Le Rassemblement national (RN) ne porte pas les éoliennes dans son cœur. Les voitures électriques non plus. Lors du débat organisé sur TF1 mardi entre les représentants des trois blocs politiques du moment, le président du parti d’extrême-droite, Jordan Bardella, s’est à nouveau opposé à l’interdiction des ventes de voitures thermiques neuves fixée dans l’Union européenne en 2035. “On va se retrouver dans une société un peu à la cubaine, où les classes populaires et les classes moyennes ne pourront pas s’acheter des véhicules électriques parce qu’ils sont trop chers”, a justifié le candidat en dressant un improbable parallèle entre la France et l’île des Caraïbes, où le salaire moyen tourne autour d’une trentaine de dollars par mois. Et d’assurer que le futur couperet “désorganise aussi la filière automobile”. “Plusieurs industriels ont évidemment tiré la sonnette d’alarme”, a garanti Jordan Bardella.
Son propos rejoint celui d’autres formations européennes, à l’image de la droite allemande qui ne cesse de faire pression pour renoncer à l’échéance de 2035, avec un résultat relatif pour l’heure. Tous misent désormais sur la clause de revoyure prévue en 2026. De quoi remettre en cause la décision européenne visant à réduire les émissions de CO2 du parc automobile ? “La Commission dispose d’un pouvoir d’initiative discrétionnaire pour rouvrir le dossier. Elle aura le dernier mot sur l’activation, ou non, de la clause de revoyure, explique Phuc-Vinh Nguyen, chercheur sur les politiques de l’énergie au sein du Centre énergie de l’Institut Jacques Delors. Mais il n’est pas impossible que certains États membres exercent une forte pression politique pour rouvrir le dossier, surtout si Ursula Von der Leyen est tentée de se rapprocher de la droite, par exemple du groupe ECR animé par Giorgia Meloni, pour sécuriser sa réélection à la tête de l’institution.” Le vote des eurodéputés sur la reconduction d’Ursula Von der Leyen pourrait intervenir le 18 juillet.
Un risque de réactions en chaîne
Le sujet est à haut risque, selon cet expert, d’autant qu’il est susceptible de provoquer des réactions en chaîne. “Revenir sur la fin du véhicule thermique en Europe pourrait avoir un impact sur le rythme de déploiement des bornes de recharge. Cela risque d’affecter par ricochet le règlement qui leur est consacré, tout comme la directive sur les énergies renouvelables qui soutiennent le déploiement de la mobilité électrique”, redoute Phuc-Vinh Nguyen.

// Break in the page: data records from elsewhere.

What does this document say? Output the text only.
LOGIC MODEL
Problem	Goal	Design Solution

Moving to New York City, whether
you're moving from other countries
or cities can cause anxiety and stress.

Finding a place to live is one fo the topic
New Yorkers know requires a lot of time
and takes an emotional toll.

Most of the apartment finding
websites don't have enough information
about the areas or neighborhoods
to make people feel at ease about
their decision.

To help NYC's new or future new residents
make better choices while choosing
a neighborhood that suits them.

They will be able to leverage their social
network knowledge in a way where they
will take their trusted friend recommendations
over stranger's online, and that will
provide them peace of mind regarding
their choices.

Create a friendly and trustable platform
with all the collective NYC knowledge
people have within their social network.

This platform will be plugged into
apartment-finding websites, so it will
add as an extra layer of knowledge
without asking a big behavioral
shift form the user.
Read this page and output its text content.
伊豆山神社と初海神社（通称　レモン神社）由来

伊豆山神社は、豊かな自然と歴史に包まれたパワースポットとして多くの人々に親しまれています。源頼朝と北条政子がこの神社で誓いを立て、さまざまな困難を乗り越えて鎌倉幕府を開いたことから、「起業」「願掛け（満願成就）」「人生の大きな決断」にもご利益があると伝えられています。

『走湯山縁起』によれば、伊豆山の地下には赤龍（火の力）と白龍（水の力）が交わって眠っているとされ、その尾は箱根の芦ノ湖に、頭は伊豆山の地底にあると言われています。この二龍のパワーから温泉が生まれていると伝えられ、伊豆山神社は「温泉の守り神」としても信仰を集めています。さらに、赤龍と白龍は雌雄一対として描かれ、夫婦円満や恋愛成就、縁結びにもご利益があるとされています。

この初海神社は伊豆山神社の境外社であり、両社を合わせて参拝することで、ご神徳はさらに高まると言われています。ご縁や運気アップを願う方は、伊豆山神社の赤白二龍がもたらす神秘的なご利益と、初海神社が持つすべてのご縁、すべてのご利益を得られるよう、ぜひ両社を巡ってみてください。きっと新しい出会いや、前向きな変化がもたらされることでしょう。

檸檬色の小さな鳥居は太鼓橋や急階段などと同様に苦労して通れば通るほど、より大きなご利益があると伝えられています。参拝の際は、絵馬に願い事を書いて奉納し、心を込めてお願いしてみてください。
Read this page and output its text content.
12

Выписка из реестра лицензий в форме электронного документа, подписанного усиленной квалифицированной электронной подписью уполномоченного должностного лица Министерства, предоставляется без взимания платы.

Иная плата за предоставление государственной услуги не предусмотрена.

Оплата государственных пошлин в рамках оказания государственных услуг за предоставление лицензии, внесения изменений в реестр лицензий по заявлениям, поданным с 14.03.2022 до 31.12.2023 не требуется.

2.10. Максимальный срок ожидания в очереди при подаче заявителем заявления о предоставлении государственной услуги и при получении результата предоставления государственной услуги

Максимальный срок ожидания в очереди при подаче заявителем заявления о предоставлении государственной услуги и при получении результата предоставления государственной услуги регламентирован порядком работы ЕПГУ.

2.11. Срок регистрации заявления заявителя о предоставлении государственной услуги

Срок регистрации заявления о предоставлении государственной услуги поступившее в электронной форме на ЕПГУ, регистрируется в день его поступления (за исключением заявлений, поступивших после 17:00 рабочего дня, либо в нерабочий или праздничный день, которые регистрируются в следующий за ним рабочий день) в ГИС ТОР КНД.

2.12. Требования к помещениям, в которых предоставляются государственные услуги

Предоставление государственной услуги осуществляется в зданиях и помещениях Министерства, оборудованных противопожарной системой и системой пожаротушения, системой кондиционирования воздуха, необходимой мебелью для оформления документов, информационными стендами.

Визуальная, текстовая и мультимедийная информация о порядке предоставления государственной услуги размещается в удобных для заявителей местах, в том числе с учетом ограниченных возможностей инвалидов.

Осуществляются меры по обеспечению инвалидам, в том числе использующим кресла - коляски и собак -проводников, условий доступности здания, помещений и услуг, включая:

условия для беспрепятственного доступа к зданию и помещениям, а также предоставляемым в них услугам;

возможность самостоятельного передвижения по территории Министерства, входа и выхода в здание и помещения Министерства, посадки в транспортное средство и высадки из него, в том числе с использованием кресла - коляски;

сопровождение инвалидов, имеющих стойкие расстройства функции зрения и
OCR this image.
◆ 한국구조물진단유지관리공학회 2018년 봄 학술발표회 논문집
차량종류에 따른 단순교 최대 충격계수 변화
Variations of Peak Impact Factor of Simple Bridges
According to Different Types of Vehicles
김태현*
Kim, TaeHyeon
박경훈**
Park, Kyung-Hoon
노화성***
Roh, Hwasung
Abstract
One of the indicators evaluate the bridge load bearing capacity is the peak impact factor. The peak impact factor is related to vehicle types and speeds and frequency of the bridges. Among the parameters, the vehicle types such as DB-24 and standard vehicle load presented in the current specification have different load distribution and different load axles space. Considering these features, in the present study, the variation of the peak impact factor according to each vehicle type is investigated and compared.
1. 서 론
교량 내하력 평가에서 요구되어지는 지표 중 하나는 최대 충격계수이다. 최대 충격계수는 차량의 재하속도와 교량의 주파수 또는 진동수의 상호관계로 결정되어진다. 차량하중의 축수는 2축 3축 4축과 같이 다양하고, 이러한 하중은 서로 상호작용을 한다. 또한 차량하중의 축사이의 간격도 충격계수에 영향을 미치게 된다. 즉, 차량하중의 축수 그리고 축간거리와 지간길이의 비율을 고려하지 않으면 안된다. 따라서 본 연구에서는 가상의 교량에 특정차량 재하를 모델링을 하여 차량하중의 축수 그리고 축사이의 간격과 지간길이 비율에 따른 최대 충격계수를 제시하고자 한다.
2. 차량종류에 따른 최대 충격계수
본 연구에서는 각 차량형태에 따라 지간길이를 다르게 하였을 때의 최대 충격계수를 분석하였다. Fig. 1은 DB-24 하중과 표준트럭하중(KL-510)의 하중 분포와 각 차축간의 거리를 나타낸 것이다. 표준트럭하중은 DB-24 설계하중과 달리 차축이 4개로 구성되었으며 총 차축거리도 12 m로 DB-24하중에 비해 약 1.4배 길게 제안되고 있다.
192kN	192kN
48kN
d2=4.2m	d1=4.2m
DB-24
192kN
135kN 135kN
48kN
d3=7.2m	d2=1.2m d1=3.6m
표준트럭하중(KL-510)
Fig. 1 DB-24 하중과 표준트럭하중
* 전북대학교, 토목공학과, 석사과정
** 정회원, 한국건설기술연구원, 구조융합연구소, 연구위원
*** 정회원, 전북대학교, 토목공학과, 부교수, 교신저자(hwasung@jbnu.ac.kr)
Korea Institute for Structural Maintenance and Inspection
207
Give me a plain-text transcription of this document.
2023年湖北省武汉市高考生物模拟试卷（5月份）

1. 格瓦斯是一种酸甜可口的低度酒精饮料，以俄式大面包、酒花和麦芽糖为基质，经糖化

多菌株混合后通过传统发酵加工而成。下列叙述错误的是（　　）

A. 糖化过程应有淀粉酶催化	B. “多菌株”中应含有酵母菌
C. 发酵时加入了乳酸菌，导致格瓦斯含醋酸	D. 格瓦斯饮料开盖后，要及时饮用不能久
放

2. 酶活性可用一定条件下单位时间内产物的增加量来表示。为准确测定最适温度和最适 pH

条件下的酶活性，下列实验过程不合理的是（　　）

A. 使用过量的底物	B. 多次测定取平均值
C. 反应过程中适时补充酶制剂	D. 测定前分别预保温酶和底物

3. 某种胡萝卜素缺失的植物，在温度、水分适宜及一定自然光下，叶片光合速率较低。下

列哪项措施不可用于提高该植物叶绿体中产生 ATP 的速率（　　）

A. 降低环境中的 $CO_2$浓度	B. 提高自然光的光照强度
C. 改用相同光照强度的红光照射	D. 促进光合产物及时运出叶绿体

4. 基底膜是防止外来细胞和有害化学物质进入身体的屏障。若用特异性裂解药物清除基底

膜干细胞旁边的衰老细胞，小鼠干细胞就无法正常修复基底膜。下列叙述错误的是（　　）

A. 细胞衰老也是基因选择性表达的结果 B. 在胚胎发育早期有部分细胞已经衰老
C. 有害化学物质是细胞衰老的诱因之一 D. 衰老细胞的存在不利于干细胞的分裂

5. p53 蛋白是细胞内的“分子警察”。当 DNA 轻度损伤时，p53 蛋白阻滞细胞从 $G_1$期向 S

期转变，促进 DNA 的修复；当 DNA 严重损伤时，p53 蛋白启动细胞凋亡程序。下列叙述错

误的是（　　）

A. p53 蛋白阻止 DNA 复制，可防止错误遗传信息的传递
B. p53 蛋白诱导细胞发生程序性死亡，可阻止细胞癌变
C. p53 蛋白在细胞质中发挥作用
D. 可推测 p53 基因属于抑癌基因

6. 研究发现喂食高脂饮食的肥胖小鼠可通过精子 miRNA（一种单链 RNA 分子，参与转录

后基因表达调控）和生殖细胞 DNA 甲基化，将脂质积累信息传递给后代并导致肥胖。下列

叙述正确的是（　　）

Des renoncements qui pèseraient lourd sur la décarbonation de l’UE puisque le secteur routier représente un cinquième des émissions de CO2 de la région, et les voitures particulières, plus de 60% de ces rejets. L’industrie n’en sortira pas non plus indemne.
S’il n’a jamais été un franc partisan de la voiture électrique, le patron de Stellantis, Carlos Tavares, s’est par exemple engagé à y consacrer pas moins de 30 milliards d’euros entre 2021 et 2025. Difficile d’envisager un retour en arrière après un tel investissement. A la mi-avril, le dirigeant portugais s’est d’ailleurs montré clair : “Ceux qui défendent le statu quo sont ceux qui n’ont pas de vision. On ne peut pas s’offrir le luxe de l’inaction” a-t-il taclé, appelant à “la stabilité” des règles en Europe. Surtout que la Chine, elle, poursuit sa montée en puissance dans la voiture électrique… Et pourrait bien finir par devenir impossible à rattraper si les constructeurs européens calent en pleine remontée. Reste à voir si ces arguments suffiront à convaincre le RN de remiser sa proposition au placard, allongeant encore la liste de ses projets abandonnés.